Word Sense Induction (WSI)#

Word Sense Induction (WSI) task is to infer which senses a given target word has from its occurrences in an unlabeled corpus. It is usually framed as a clustering task where a model shall cluster a given set of occurrences of the same target word probably in different grammatical forms into clusters corresponding to the senses of this word. Unlike the more popular Word Sense Disambiguation task, in WSI no sense inventory is given to the model and the number of senses of the target word is not known as well. Popular WSI datasets include SemEval 2010 Task 14 [1] and SemEval 2013 Task 13 [2]. The latter dataset contains examples with several senses assigned to a single word occurrence, thus, requiring soft clustering approaches.

Reference#

[1] Suresh Manandhar and Ioannis Klapaftis. 2009. SemEval-2010 Task 14: Evaluation Setting for Word Sense Induction & Disambiguation Systems. In Proceedings of the Workshop on Semantic Evaluations: Recent Achievements and Future Directions (SEW-2009), pages 117–122, Boulder, Colorado. Association for Computational Linguistics.

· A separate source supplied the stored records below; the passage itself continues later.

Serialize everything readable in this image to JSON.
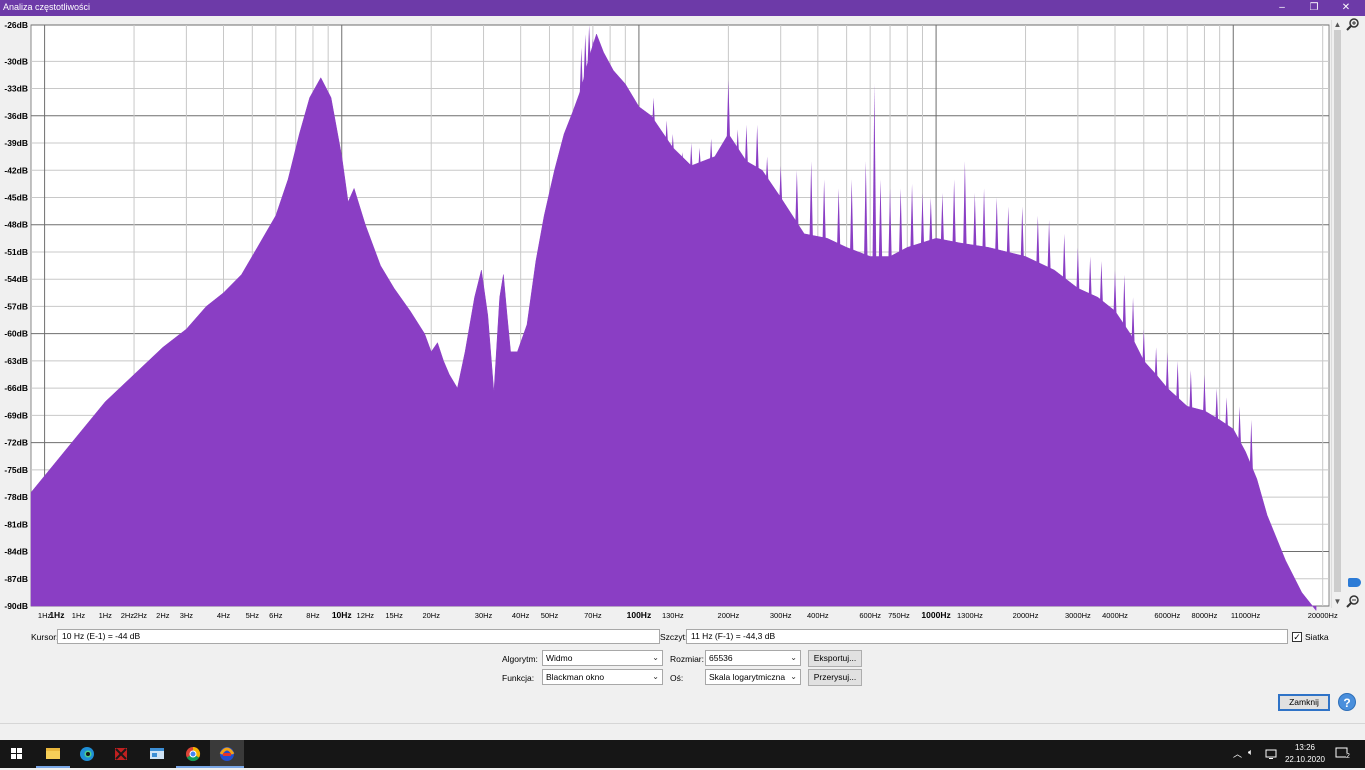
{
  "window": {
    "title": "Analiza częstotliwości"
  },
  "chart_data": {
    "type": "area",
    "xscale": "log",
    "xlim": [
      0.9,
      21000
    ],
    "ylim": [
      -90,
      -26
    ],
    "grid": true,
    "fill_color": "#8a3ec4",
    "y_ticks": [
      -26,
      -30,
      -33,
      -36,
      -39,
      -42,
      -45,
      -48,
      -51,
      -54,
      -57,
      -60,
      -63,
      -66,
      -69,
      -72,
      -75,
      -78,
      -81,
      -84,
      -87,
      -90
    ],
    "y_major": [
      -26,
      -36,
      -48,
      -60,
      -72,
      -84,
      -90
    ],
    "x_tick_labels": [
      "1Hz",
      "1Hz",
      "1Hz",
      "1Hz",
      "2Hz",
      "2Hz",
      "2Hz",
      "3Hz",
      "4Hz",
      "5Hz",
      "6Hz",
      "8Hz",
      "10Hz",
      "12Hz",
      "15Hz",
      "20Hz",
      "30Hz",
      "40Hz",
      "50Hz",
      "70Hz",
      "100Hz",
      "130Hz",
      "200Hz",
      "300Hz",
      "400Hz",
      "600Hz",
      "750Hz",
      "1000Hz",
      "1300Hz",
      "2000Hz",
      "3000Hz",
      "4000Hz",
      "6000Hz",
      "8000Hz",
      "11000Hz",
      "20000Hz"
    ],
    "x_tick_values": [
      1,
      1.1,
      1.3,
      1.6,
      1.9,
      2.1,
      2.5,
      3,
      4,
      5,
      6,
      8,
      10,
      12,
      15,
      20,
      30,
      40,
      50,
      70,
      100,
      130,
      200,
      300,
      400,
      600,
      750,
      1000,
      1300,
      2000,
      3000,
      4000,
      6000,
      8000,
      11000,
      20000
    ],
    "x_tick_bold": [
      false,
      true,
      false,
      false,
      false,
      false,
      false,
      false,
      false,
      false,
      false,
      false,
      true,
      false,
      false,
      false,
      false,
      false,
      false,
      false,
      true,
      false,
      false,
      false,
      false,
      false,
      false,
      true,
      false,
      false,
      false,
      false,
      false,
      false,
      false,
      false
    ],
    "envelope": [
      [
        0.9,
        -77.5
      ],
      [
        1.2,
        -72.5
      ],
      [
        1.6,
        -67.5
      ],
      [
        2,
        -64.5
      ],
      [
        2.5,
        -61.5
      ],
      [
        3,
        -59.5
      ],
      [
        3.5,
        -57
      ],
      [
        4,
        -55.5
      ],
      [
        4.6,
        -53.5
      ],
      [
        5.2,
        -50.5
      ],
      [
        6,
        -47
      ],
      [
        6.6,
        -43
      ],
      [
        7.2,
        -38
      ],
      [
        7.8,
        -34
      ],
      [
        8.5,
        -31.8
      ],
      [
        9.2,
        -34
      ],
      [
        10,
        -40.5
      ],
      [
        10.5,
        -45.5
      ],
      [
        11,
        -44
      ],
      [
        12,
        -48
      ],
      [
        13.5,
        -52.5
      ],
      [
        15,
        -55
      ],
      [
        17,
        -57.5
      ],
      [
        19,
        -60
      ],
      [
        20,
        -62
      ],
      [
        21,
        -61
      ],
      [
        22,
        -63
      ],
      [
        23,
        -64.5
      ],
      [
        24.5,
        -66
      ],
      [
        26,
        -62
      ],
      [
        28,
        -56
      ],
      [
        29.5,
        -53
      ],
      [
        31,
        -58
      ],
      [
        32.5,
        -66.5
      ],
      [
        34,
        -56
      ],
      [
        35,
        -53.5
      ],
      [
        36,
        -58
      ],
      [
        37,
        -62
      ],
      [
        39,
        -62
      ],
      [
        42,
        -59
      ],
      [
        45,
        -52
      ],
      [
        48,
        -47
      ],
      [
        52,
        -42
      ],
      [
        56,
        -38
      ],
      [
        60,
        -35.5
      ],
      [
        64,
        -33
      ],
      [
        68,
        -29.5
      ],
      [
        72,
        -27
      ],
      [
        76,
        -29
      ],
      [
        82,
        -31
      ],
      [
        90,
        -32.5
      ],
      [
        100,
        -35
      ],
      [
        110,
        -36
      ],
      [
        130,
        -39.5
      ],
      [
        150,
        -41.5
      ],
      [
        180,
        -40.5
      ],
      [
        200,
        -38
      ],
      [
        230,
        -41
      ],
      [
        260,
        -42
      ],
      [
        300,
        -45
      ],
      [
        360,
        -49
      ],
      [
        430,
        -49.5
      ],
      [
        500,
        -50.5
      ],
      [
        600,
        -51.5
      ],
      [
        700,
        -51.5
      ],
      [
        800,
        -50.5
      ],
      [
        1000,
        -49.5
      ],
      [
        1200,
        -50
      ],
      [
        1500,
        -50.5
      ],
      [
        2000,
        -51.5
      ],
      [
        2500,
        -53
      ],
      [
        3000,
        -55
      ],
      [
        3500,
        -56
      ],
      [
        4000,
        -57.5
      ],
      [
        4500,
        -60
      ],
      [
        5000,
        -63
      ],
      [
        5500,
        -64.5
      ],
      [
        6000,
        -66
      ],
      [
        7000,
        -68
      ],
      [
        8000,
        -68.5
      ],
      [
        9000,
        -69.5
      ],
      [
        10000,
        -70.5
      ],
      [
        11000,
        -73
      ],
      [
        12000,
        -76
      ],
      [
        13000,
        -80
      ],
      [
        15000,
        -85
      ],
      [
        17000,
        -88.5
      ],
      [
        19000,
        -90.5
      ]
    ],
    "spikes": [
      [
        64,
        -28.5
      ],
      [
        66,
        -27
      ],
      [
        68,
        -26
      ],
      [
        70,
        -27.5
      ],
      [
        72,
        -28.5
      ],
      [
        76,
        -30
      ],
      [
        80,
        -31
      ],
      [
        84,
        -32
      ],
      [
        88,
        -33
      ],
      [
        93,
        -34
      ],
      [
        98,
        -34.5
      ],
      [
        112,
        -34
      ],
      [
        124,
        -36.5
      ],
      [
        130,
        -38
      ],
      [
        140,
        -40
      ],
      [
        150,
        -39
      ],
      [
        160,
        -39.5
      ],
      [
        175,
        -38.5
      ],
      [
        200,
        -32
      ],
      [
        215,
        -37.5
      ],
      [
        230,
        -37
      ],
      [
        250,
        -37
      ],
      [
        270,
        -40.5
      ],
      [
        300,
        -41.5
      ],
      [
        340,
        -42
      ],
      [
        380,
        -41
      ],
      [
        420,
        -43
      ],
      [
        470,
        -44
      ],
      [
        520,
        -43
      ],
      [
        580,
        -41
      ],
      [
        620,
        -32.5
      ],
      [
        650,
        -43
      ],
      [
        700,
        -44
      ],
      [
        760,
        -44
      ],
      [
        830,
        -43.5
      ],
      [
        900,
        -44.5
      ],
      [
        960,
        -45
      ],
      [
        1050,
        -44.5
      ],
      [
        1150,
        -43
      ],
      [
        1250,
        -41
      ],
      [
        1350,
        -44.5
      ],
      [
        1450,
        -44
      ],
      [
        1600,
        -45
      ],
      [
        1750,
        -46
      ],
      [
        1950,
        -46
      ],
      [
        2200,
        -47
      ],
      [
        2400,
        -47.5
      ],
      [
        2700,
        -49
      ],
      [
        3000,
        -50.5
      ],
      [
        3300,
        -51.5
      ],
      [
        3600,
        -52
      ],
      [
        4000,
        -53
      ],
      [
        4300,
        -53.5
      ],
      [
        4600,
        -56
      ],
      [
        5000,
        -59.5
      ],
      [
        5500,
        -61.5
      ],
      [
        6000,
        -62
      ],
      [
        6500,
        -63
      ],
      [
        7200,
        -64
      ],
      [
        8000,
        -64.5
      ],
      [
        8800,
        -66
      ],
      [
        9500,
        -67
      ],
      [
        10500,
        -68
      ],
      [
        11500,
        -69.5
      ]
    ]
  },
  "cursor": {
    "label": "Kursor:",
    "value": "10 Hz (E-1) = -44 dB"
  },
  "peak": {
    "label": "Szczyt:",
    "value": "11 Hz (F-1) = -44,3 dB"
  },
  "grid_option": {
    "label": "Siatka",
    "checked": true
  },
  "controls": {
    "algorithm": {
      "label": "Algorytm:",
      "value": "Widmo"
    },
    "function": {
      "label": "Funkcja:",
      "value": "Blackman okno"
    },
    "size": {
      "label": "Rozmiar:",
      "value": "65536"
    },
    "axis": {
      "label": "Oś:",
      "value": "Skala logarytmiczna"
    },
    "export_label": "Eksportuj...",
    "redraw_label": "Przerysuj...",
    "close_label": "Zamknij",
    "help_label": "?"
  },
  "taskbar": {
    "time": "13:26",
    "date": "22.10.2020",
    "notifications": "2",
    "apps": [
      "start-button",
      "file-explorer",
      "edge",
      "app-red",
      "app-window",
      "chrome",
      "audacity"
    ]
  }
}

[2] David Jurgens and Ioannis Klapaftis. 2013. SemEval-2013 Task 13: Word Sense Induction for Graded and Non-Graded Senses. In Second Joint Conference on Lexical and Computational Semantics (*SEM), Volume 2: Proceedings of the Seventh International Workshop on Semantic Evaluation (SemEval 2013), pages 290–299, Atlanta, Georgia, USA. Association for Computational Linguistics.